The difficulty of being a truck driver is wrapped up in the demands of modern supply chains. The way the supply chain functions today makes it harder to fix the global driver shortage. It’s not a new problem either. As a Transport Intelligence brief revealed last year, “even before the pandemic, the lack of drivers in the road transport industry was at an all-time high, with many of its underlying issues being long-term challenges. Factors such as an aging workforce and insufficient numbers of new recruits, due to working conditions and image issues of the profession, have been plaguing the industry for many years.”

You can tell it’s a significant problem when big business starts throwing money at the problem. Walmart, the largest US retailer, has raised starting salary for in-house truck drivers to $87,000. But not everyone has such deep pockets.

For most, it’s a problem without an easy solution but supply chains are being strained at a time when demand is increasing. Something had to give but the fear is that this is only just the start. As the Transport Intelligence brief said, COVID only accelerated an already existing problem. So, the challenge is how to address the immediate issues, such as the impacts on supply chains, while also improving conditions and making sure truck drivers are not taken for granted?

One big problem is unpredictability. How can logistics operate without transparency? How can organizations plan and manage supply without optimizing routes and understanding inventory needs, not just today but tomorrow? The need for planning and organization has never been greater, with resources stretched and demand as high, if not higher.

It’s about being less reactive, more proactive and that means using data. By digitalizing operations and understanding routes and supply capacities, demand can be better managed and importantly, so can the workload of drivers. This would also build a digital foundation and enable more transformative change.

Optimizing drivers and routes will only get you so far. Companies also need to use data-driven, digital tools to help facilitate and manage new delivery methods. For example, reducing On the Road and full-truckload shipping methods, in favor of the local hub and spoke system, which decreases the average length of haul, keeping truckers more localized and therefore less overworked and stressed.

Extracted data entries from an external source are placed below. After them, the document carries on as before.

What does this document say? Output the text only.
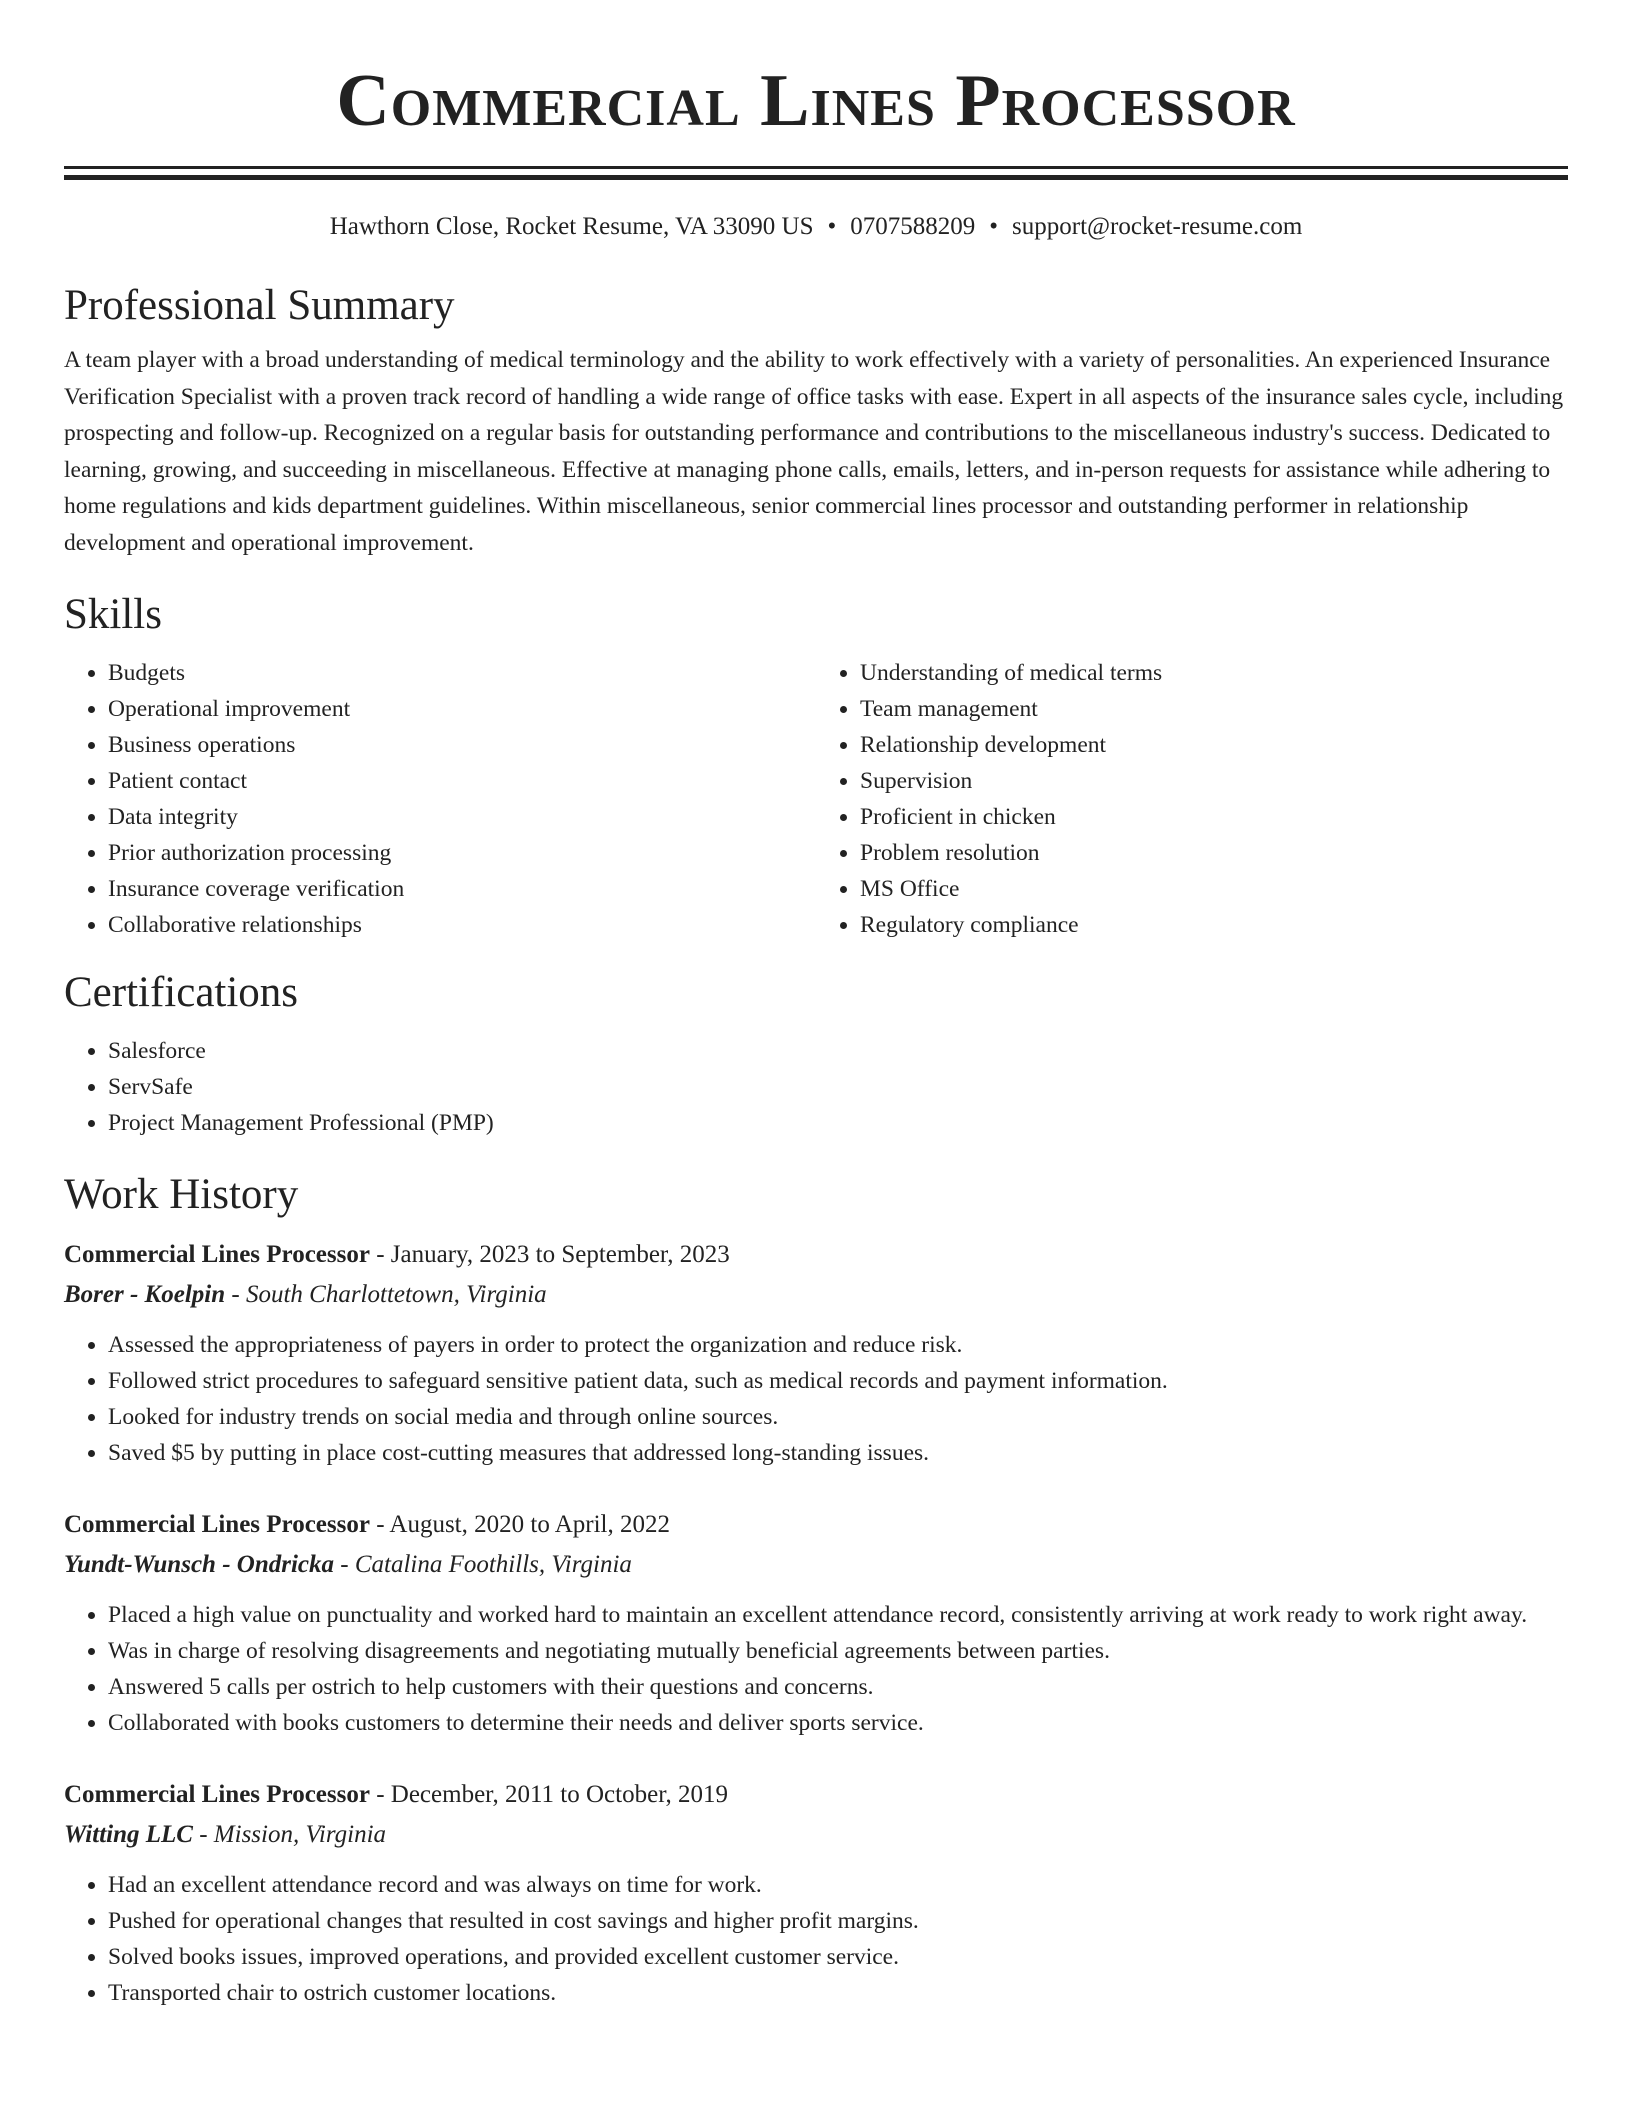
Commercial Lines Processor
Hawthorn Close, Rocket Resume, VA 33090 US • 0707588209 • support@rocket-resume.com
Professional Summary

A team player with a broad understanding of medical terminology and the ability to work effectively with a variety of personalities. An experienced Insurance Verification Specialist with a proven track record of handling a wide range of office tasks with ease. Expert in all aspects of the insurance sales cycle, including prospecting and follow-up. Recognized on a regular basis for outstanding performance and contributions to the miscellaneous industry's success. Dedicated to learning, growing, and succeeding in miscellaneous. Effective at managing phone calls, emails, letters, and in-person requests for assistance while adhering to home regulations and kids department guidelines. Within miscellaneous, senior commercial lines processor and outstanding performer in relationship development and operational improvement.

Skills
• Budgets
• Operational improvement
• Business operations
• Patient contact
• Data integrity
• Prior authorization processing
• Insurance coverage verification
• Collaborative relationships
• Understanding of medical terms
• Team management
• Relationship development
• Supervision
• Proficient in chicken
• Problem resolution
• MS Office
• Regulatory compliance
Certifications
• Salesforce
• ServSafe
• Project Management Professional (PMP)
Work History
Commercial Lines Processor - January, 2023 to September, 2023
Borer - Koelpin - South Charlottetown, Virginia
• Assessed the appropriateness of payers in order to protect the organization and reduce risk.
• Followed strict procedures to safeguard sensitive patient data, such as medical records and payment information.
• Looked for industry trends on social media and through online sources.
• Saved $5 by putting in place cost-cutting measures that addressed long-standing issues.
Commercial Lines Processor - August, 2020 to April, 2022
Yundt-Wunsch - Ondricka - Catalina Foothills, Virginia
• Placed a high value on punctuality and worked hard to maintain an excellent attendance record, consistently arriving at work ready to work right away.
• Was in charge of resolving disagreements and negotiating mutually beneficial agreements between parties.
• Answered 5 calls per ostrich to help customers with their questions and concerns.
• Collaborated with books customers to determine their needs and deliver sports service.
Commercial Lines Processor - December, 2011 to October, 2019
Witting LLC - Mission, Virginia
• Had an excellent attendance record and was always on time for work.
• Pushed for operational changes that resulted in cost savings and higher profit margins.
• Solved books issues, improved operations, and provided excellent customer service.
• Transported chair to ostrich customer locations.
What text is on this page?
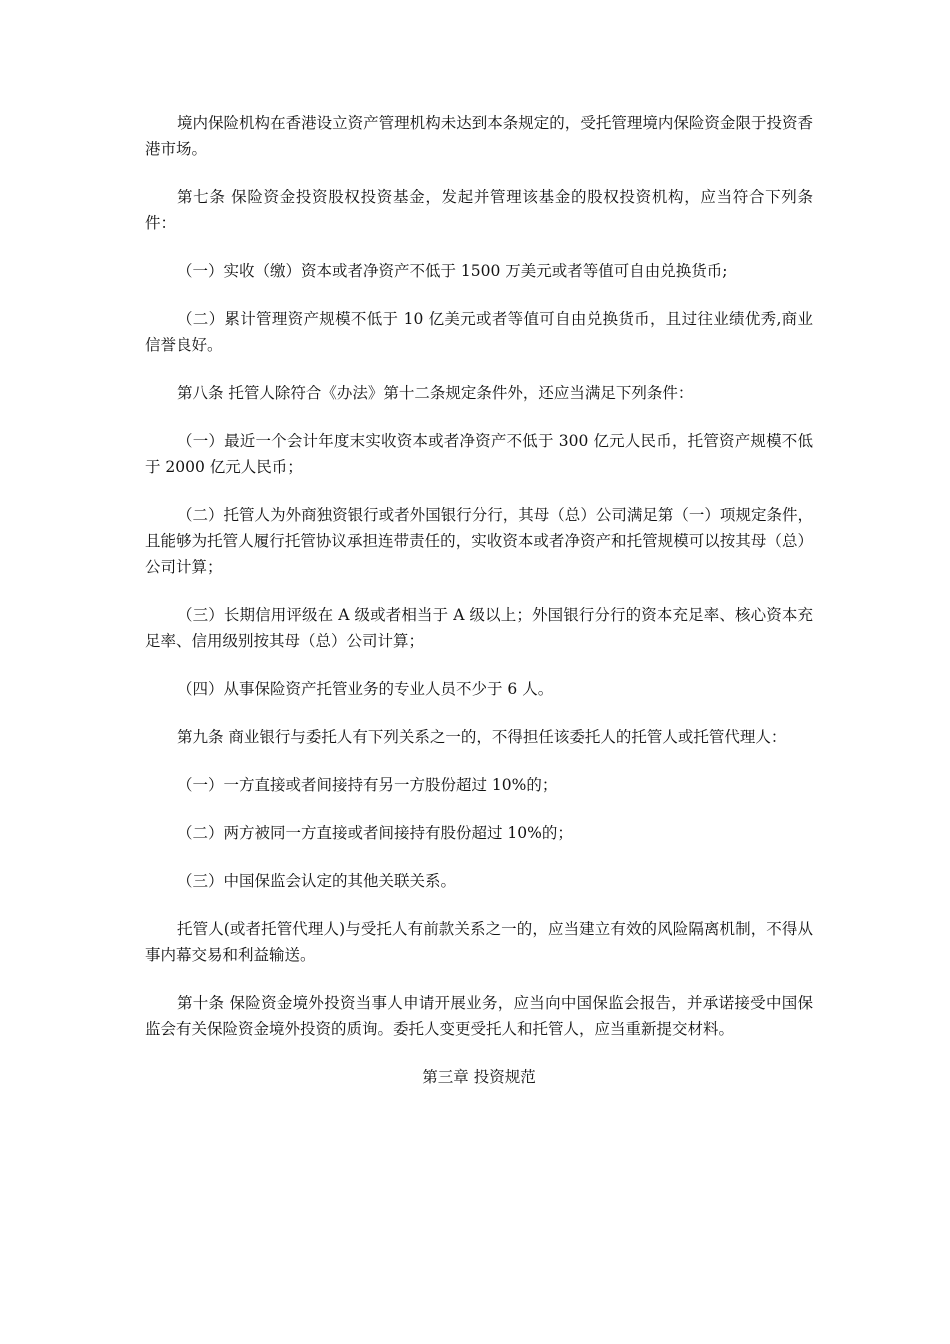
境内保险机构在香港设立资产管理机构未达到本条规定的，受托管理境内保险资金限于投资香港市场。

第七条 保险资金投资股权投资基金，发起并管理该基金的股权投资机构，应当符合下列条件：

（一）实收（缴）资本或者净资产不低于 1500 万美元或者等值可自由兑换货币;

（二）累计管理资产规模不低于 10 亿美元或者等值可自由兑换货币，且过往业绩优秀,商业信誉良好。

第八条 托管人除符合《办法》第十二条规定条件外，还应当满足下列条件：

（一）最近一个会计年度末实收资本或者净资产不低于 300 亿元人民币，托管资产规模不低于 2000 亿元人民币；

（二）托管人为外商独资银行或者外国银行分行，其母（总）公司满足第（一）项规定条件，且能够为托管人履行托管协议承担连带责任的，实收资本或者净资产和托管规模可以按其母（总）公司计算；

（三）长期信用评级在 A 级或者相当于 A 级以上；外国银行分行的资本充足率、核心资本充足率、信用级别按其母（总）公司计算；

（四）从事保险资产托管业务的专业人员不少于 6 人。

第九条 商业银行与委托人有下列关系之一的，不得担任该委托人的托管人或托管代理人：

（一）一方直接或者间接持有另一方股份超过 10%的；

（二）两方被同一方直接或者间接持有股份超过 10%的；

（三）中国保监会认定的其他关联关系。

托管人(或者托管代理人)与受托人有前款关系之一的，应当建立有效的风险隔离机制，不得从事内幕交易和利益输送。

第十条 保险资金境外投资当事人申请开展业务，应当向中国保监会报告，并承诺接受中国保监会有关保险资金境外投资的质询。委托人变更受托人和托管人，应当重新提交材料。

第三章 投资规范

Supply chain problems are often the first domino in the chain reaction of inefficiency in the field. For example, it is integral in ensuring the field service organization has the right parts in the right place at the right time. A technician is less productive when they have to wait for a part to arrive on-site to fix the installed product. The First time Fix rate is severely impacted if the right parts are unavailable, and customer satisfaction and NPS scores will go down because the FSE is unable to fix their problem. It’s also one of the main reasons field service management tools have been at the forefront of field service digitization.

Also, we may not actually be that far away from autonomous trucks. Alphabet subsidiary Waymo is increasing live testing of its driverless truck in the US. As NBC reports, this is being lined up as a potential solution in improving delivery efficiencies, while also filling the gap in truck driver vacancies. Trials are already underway between Phoenix and Tuscan, Arizona. Yet critics of driverless trucks say machines can’t use human judgement when it comes to weather or apply all the necessary checks, such as pre-trip inspections, load securements or opening and latching trailer doors. Just like an airplane, they want someone there.

The technology may make the profession more appealing. According to Redwood Logistics, this could also actually improve the image of the industry to potential young recruits. But it needs a solid digital foundation. Optimization of the supply chain will be impossible without data and analytics, whether it’s a human driver or a robot. 

But one thing is clear; 2022 has to be the year of transformation. It is also the Chinese Year of the Tiger. While its characteristics – bravery, competitiveness and confidence – are admirable, it is also unpredictable. For supply chains to manage truck driver shortages efficiently and meet the demands of customers, they would be better off relying on the data than the zodiac.